In discussion with the Poverty Strategy Commission
When was the last time you experienced exclusion? What do insecurity and precarity mean to you? What is disempowerment? How do you define stigma?
These are just some of the questions to which ATD Fourth World activists tried to find answers in our Understanding Poverty monthly meetings in February and March.
The questions were inspired by the work of the Poverty Strategy Commission, whose role is to help policy makers and wider society better understand the impact of poverty and then take action to tackle it.
Members of the Poverty Strategy Commission even came to Addington Square to hear the voices of people who have lived in the shadow of poverty and the damage it can do. Lareine spoke about her own struggles of living in a council house that was damp.

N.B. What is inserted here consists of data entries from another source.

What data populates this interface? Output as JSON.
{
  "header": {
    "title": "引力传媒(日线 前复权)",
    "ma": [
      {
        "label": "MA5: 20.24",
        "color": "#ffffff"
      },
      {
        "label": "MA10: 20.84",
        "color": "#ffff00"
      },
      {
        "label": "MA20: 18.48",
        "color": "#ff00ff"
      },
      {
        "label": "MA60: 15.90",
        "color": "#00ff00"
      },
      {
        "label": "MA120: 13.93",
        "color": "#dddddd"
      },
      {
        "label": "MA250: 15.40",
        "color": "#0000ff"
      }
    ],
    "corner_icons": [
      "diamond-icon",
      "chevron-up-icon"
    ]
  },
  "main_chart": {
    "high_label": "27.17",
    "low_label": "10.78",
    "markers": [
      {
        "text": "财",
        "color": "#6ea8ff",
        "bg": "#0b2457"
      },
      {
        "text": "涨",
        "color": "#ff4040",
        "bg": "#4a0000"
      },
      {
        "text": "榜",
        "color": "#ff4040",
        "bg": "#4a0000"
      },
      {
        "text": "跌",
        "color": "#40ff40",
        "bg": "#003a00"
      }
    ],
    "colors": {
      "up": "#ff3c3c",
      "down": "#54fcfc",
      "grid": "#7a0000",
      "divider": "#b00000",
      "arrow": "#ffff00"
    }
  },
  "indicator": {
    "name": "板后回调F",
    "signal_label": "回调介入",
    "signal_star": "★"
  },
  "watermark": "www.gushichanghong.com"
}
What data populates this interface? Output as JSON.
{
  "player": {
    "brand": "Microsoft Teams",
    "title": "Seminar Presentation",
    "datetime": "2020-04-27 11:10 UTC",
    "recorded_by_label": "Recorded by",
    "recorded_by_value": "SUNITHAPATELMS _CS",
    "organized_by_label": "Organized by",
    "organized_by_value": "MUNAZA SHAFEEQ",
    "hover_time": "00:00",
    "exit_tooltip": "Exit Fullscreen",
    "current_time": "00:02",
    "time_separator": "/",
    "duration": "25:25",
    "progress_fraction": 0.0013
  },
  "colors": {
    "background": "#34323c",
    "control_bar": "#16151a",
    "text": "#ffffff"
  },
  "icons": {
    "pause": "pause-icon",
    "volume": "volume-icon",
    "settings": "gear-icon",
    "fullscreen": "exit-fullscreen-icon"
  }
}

She said, “We are always hearing how things have to change, how bureaucracy gets in the way, that nobody does what they have to do. But, really, all it needs is someone to listen. How many times did I have to repeat myself? I was so tired of saying the same things over and over again. Can you believe how draining it is?
“[My] experience made me realise you have to fight. I would not wish it on my worst enemy. If I was rich I would have fixed things myself; it feels like a crime to be poor, to live on the breadline.”
ATD Fourth World and the Poverty Strategy Commission hope to collaborate again before the summer to allow more people to share their experiences and also their hopes for change.